Berangkat dari Fukuoka Airport dengan pesawat Korean Air tgl. 6 September 2006 pukul 10.30 waktu Jepang dan kita mendarat dengan selamat di Cengkareng sekitar pukul 20.00 WIB. Lima hari tinggal di Jakarta kami manfaatkan dengan putar-putar menikmati suasana Kota Jakarta, sekaligus mengobati rasa kangen kami terhadap berbagai masakan Indonesia. Maklum selama di Jepang rasanya tidak ada makanan yang menurut kami enak, karena memang orang Jepang tidak pernah menggunakan rempah-rempah dalam memasak sehingga rasa masakan Jepang terkesan hampar tanpa rasa. Kami cukup terkejut dengan harga berbagai menu makanan di restauran yang menurut kami jauh lebih mahal dari 2 tahun sebelumnya. Tapi kami maklum mengingat dalam kurun waktu 2 tahun tsb. sudah beberapa kali (2 kali?) terjadi kenaikan BBM, dan hal ini yang memacu kenaikan harga bahan pokok termasuk harga makanan di restauran. Misalnya saja, sebagai contoh waktu kita makan siang di restauran McDonald di Maal Blok M berenam menghabiskan sekitar Rp. 150.000. Kalau dikonversi ke mata uang Jepang (Yen) memang sangat murah karena hanya sekitar 2000 Yen dapat makan untuk enam orang (4 dewasa dan 2 anak). Terus pernah saya makan 1 set nasi gudeg di food court di Mall Taman Anggrek yang harganya Rp. 37.000. Tak apalah...yang penting rasa kangen terhadap gudeg Yogya selama ini sudah terobati...enak tenan.

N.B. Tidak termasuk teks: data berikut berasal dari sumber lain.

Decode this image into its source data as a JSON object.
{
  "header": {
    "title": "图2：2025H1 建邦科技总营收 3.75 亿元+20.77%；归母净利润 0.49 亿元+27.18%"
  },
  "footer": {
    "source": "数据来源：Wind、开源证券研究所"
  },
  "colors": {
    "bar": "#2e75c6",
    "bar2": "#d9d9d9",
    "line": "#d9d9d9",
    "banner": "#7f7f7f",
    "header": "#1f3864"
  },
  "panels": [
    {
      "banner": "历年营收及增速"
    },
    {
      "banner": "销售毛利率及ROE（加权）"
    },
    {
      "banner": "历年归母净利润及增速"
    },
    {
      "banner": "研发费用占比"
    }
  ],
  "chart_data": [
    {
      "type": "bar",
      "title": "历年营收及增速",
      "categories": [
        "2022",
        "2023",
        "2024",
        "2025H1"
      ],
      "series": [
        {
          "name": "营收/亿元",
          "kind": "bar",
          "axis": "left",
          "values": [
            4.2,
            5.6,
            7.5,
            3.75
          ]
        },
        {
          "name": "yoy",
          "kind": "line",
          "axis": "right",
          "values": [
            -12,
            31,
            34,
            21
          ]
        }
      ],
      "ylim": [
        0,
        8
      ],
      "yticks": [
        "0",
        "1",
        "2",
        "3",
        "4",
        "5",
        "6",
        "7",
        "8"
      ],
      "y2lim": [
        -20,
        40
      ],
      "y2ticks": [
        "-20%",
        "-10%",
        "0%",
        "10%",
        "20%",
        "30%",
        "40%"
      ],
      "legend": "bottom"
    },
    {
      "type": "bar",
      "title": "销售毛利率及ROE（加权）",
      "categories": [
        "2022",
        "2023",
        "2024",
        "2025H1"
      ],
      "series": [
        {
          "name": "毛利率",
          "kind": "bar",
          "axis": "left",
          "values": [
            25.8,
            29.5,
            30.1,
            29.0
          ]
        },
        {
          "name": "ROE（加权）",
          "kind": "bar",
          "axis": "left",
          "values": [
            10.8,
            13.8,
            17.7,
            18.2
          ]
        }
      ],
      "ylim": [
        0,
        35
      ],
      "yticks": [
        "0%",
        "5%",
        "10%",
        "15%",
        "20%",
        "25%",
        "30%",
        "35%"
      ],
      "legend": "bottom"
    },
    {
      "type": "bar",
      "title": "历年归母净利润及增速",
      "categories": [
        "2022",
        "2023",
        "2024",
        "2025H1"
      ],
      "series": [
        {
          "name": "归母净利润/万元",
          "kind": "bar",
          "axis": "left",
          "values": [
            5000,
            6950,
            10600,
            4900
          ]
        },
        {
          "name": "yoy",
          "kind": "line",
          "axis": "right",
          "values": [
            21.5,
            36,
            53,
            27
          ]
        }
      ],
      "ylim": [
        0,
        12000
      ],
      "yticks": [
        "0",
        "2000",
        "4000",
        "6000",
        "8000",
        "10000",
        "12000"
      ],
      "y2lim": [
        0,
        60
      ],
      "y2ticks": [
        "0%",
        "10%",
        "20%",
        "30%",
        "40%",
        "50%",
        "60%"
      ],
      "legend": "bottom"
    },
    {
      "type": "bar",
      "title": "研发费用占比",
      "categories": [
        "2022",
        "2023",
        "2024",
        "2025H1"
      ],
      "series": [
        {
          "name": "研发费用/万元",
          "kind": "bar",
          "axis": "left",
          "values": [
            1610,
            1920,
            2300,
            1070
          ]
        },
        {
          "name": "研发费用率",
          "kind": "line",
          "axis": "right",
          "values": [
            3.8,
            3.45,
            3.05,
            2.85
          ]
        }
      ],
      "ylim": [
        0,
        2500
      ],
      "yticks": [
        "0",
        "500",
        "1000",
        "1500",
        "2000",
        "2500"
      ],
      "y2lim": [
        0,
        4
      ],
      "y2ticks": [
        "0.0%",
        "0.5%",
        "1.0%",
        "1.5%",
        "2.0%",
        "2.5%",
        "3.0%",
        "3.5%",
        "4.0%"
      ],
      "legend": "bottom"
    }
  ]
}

Dari Jakarta, saya mampir ke Bandung naik kereta api Parahyangan. Sebelum masuk kota Bandung, saya sempat terkejut karena kereta api yang saya naiki berhenti sejenak di St. Cimahi. Dalam hati saya bersyukur karena memang kami punya sebuah rumah di bilangan Permata Cimahi 2, jadi kalau nantinya kita dari atau mau ke Jakarta tidak perlu susah payah naik kereta dari St. Hall Bandung. Sebelumnya saya juga cukup terkesima dengan pemandangan jalan tol Cipularang yang terkenal itu.

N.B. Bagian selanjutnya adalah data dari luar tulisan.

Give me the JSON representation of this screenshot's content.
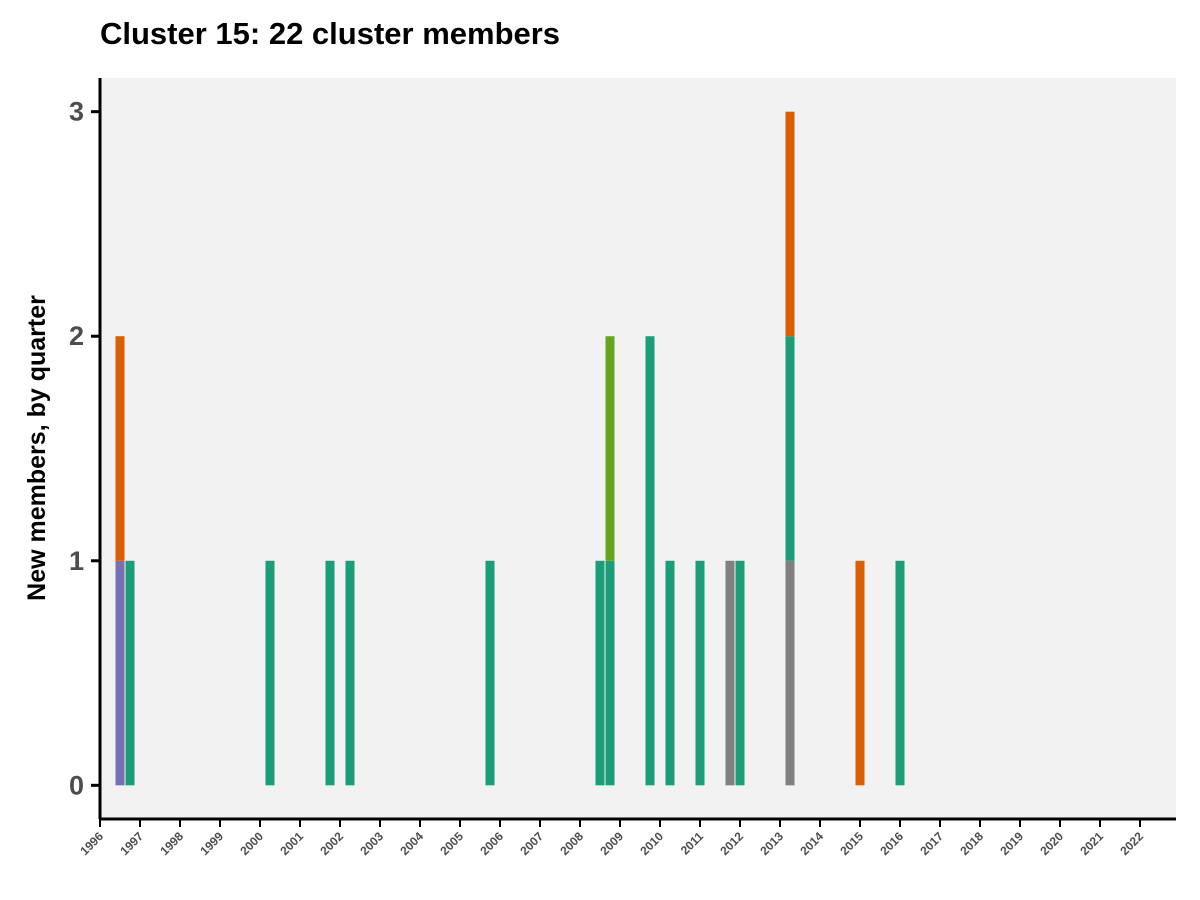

Dalam perjalanan dari St. Hall ke kampus ITB sengaja saya naik Taksi Blue Bird yang katanya tarifnya selalu mengacu ke argometer, tidak seperti taksi2 lain di Bandung. Di pertengahan Jl. Tamansari saya lagi-lagi dikejutkan dengan kehadiran jalan layang Pasopati yang 2 tahun lalu masih dikonstruksi dan saat ini sudah tampak megah menghias jantung kota Bandung. Hebat benar Bandung sekarang euy...begitu batin saya. Belum lagi dengan kehadiran beberapa apartemen megah di Setiabudi, Cimbeuleuit, dan Simpang Dago yang konon harga 1 set apartemennya sekitar Rp. 1.5 milyar. Selain itu juga di sepanjang jalan Dago makin banyak bertebaran factory outlet yang menawarkan berbagai macam produk fashion. Untung saja istri saya tidak ikut ke Bandung, kalau ikut wah gawat juga, pasti mengajak mampir ke outlet2 tsb.

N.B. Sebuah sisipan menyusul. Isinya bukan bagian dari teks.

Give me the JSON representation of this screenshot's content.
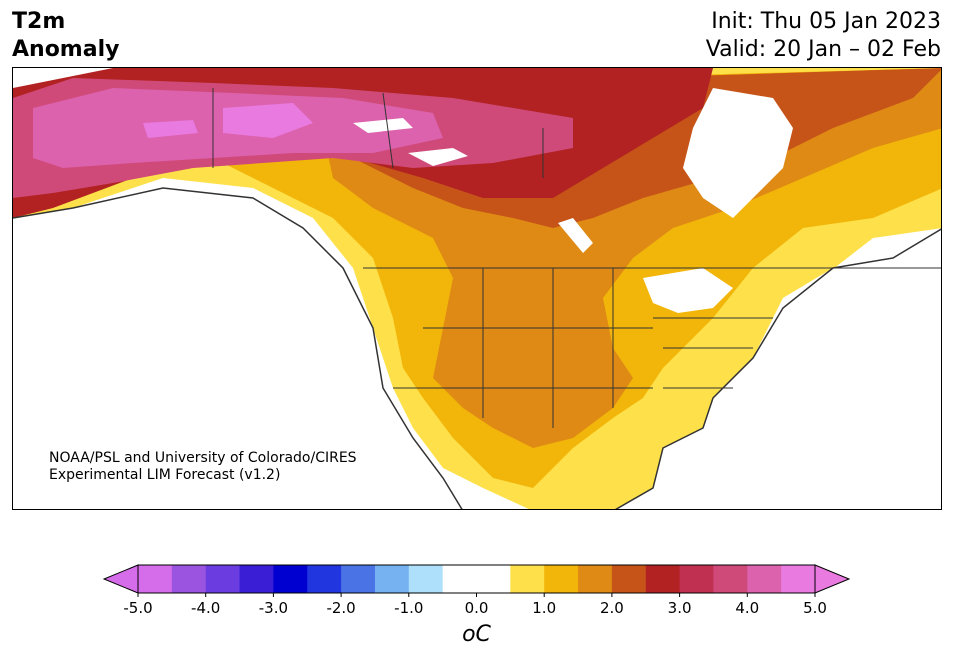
{
  "header": {
    "title_line1": "T2m",
    "title_line2": "Anomaly",
    "init": "Init: Thu 05 Jan 2023",
    "valid": "Valid: 20 Jan – 02 Feb"
  },
  "credit": {
    "line1": "NOAA/PSL and University of Colorado/CIRES",
    "line2": "Experimental LIM Forecast (v1.2)"
  },
  "colorbar": {
    "colors": [
      "#d56ce9",
      "#9a54e0",
      "#6b3de1",
      "#3a1ed6",
      "#0000d0",
      "#2236e0",
      "#4a73e6",
      "#76b2f2",
      "#aee0fb",
      "#ffffff",
      "#ffffff",
      "#fee14a",
      "#f2b60a",
      "#df8a14",
      "#c65418",
      "#b22222",
      "#c03050",
      "#cf4a78",
      "#dc62ae",
      "#e87ae0"
    ],
    "tick_labels": [
      "-5.0",
      "-4.0",
      "-3.0",
      "-2.0",
      "-1.0",
      "0.0",
      "1.0",
      "2.0",
      "3.0",
      "4.0",
      "5.0"
    ],
    "unit_label": "oC",
    "extend": "both"
  },
  "map": {
    "region": "North America",
    "variable": "2m temperature anomaly"
  }
}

Beberapa hari di Bandung rasanya cukup mengobati rasa kangen terhadap kota yang sudah lebih dari 10 tahun saya tinggali tsb. Makan malam dengan pecel lele di pasar Simpang tidak saya lewatkan. Tapi saya sangat terkejut dengan ongkos angkot yang menurut saya naik drastis. Misalnya ongkos angkot dari kampus ITB belakang menuju balubur atau perempatan Sulanjana sekarang Rp. 1500, padahal 2 tahun lalu masih Rp. 500. Inilah dampak dari kenaikan BBM yang dilakukan oleh Pemerintahan SBY-JK.

Dari Bandung saya menuju ke kampung halaman saya yaitu Kota Pati, Jawa Tengah. Sungguh gembira bertemu dengan sanak famili setelah berpisah sekitar 2 tahun. Tapi suasana kota Pati masih tidak jauh berubah dari 2 tahun lalu, maklum kota kecil. Cuman kalau pas malam hari di alun2 Pati makin banyak saja orang yang berjualan (PKL) baik makanan, minuman, pakaian, mainan anak, dll. dengan harga yang cukup murah. Apalagi kalau malam minggu, bisa ditebak akan banyak sekali pengunjung yang bersepeda motor, dan tempat parkir motor akan penuh sesak. Pasangan muda-mudi berboncengan, para orang tua dan anaknya berkerumun makan lesehan, dll. Sungguh pemandangan yang menyenangkan yang tidak bisa kita temukan di Jepang.

Di kampung orang tua istri saya, di Desa Sekarjalak, Margoyoso Pati, sekitar 20 km ke utara dari kota Pati, suasananya juga tidak banyak berubah. Harga bahan makanan di pasar Bulumanis tidak jauh berbeda dengan kondisi 2 tahun lalu. Harga semangkok bakso hanya Rp. 2500 dari 2 tahun lalu kalau gak salah Rp. 1500. Wah enak benar kalau misalnya bisa tinggal atau hidup di daerah kecil, tapi mendapatkan gaji dari kota besar atau dari Jepang...semoga keluarga saya betah tinggal di kampung untuk sementara waktu sampai saya selesai studi di Jepang 1 tahun lagi.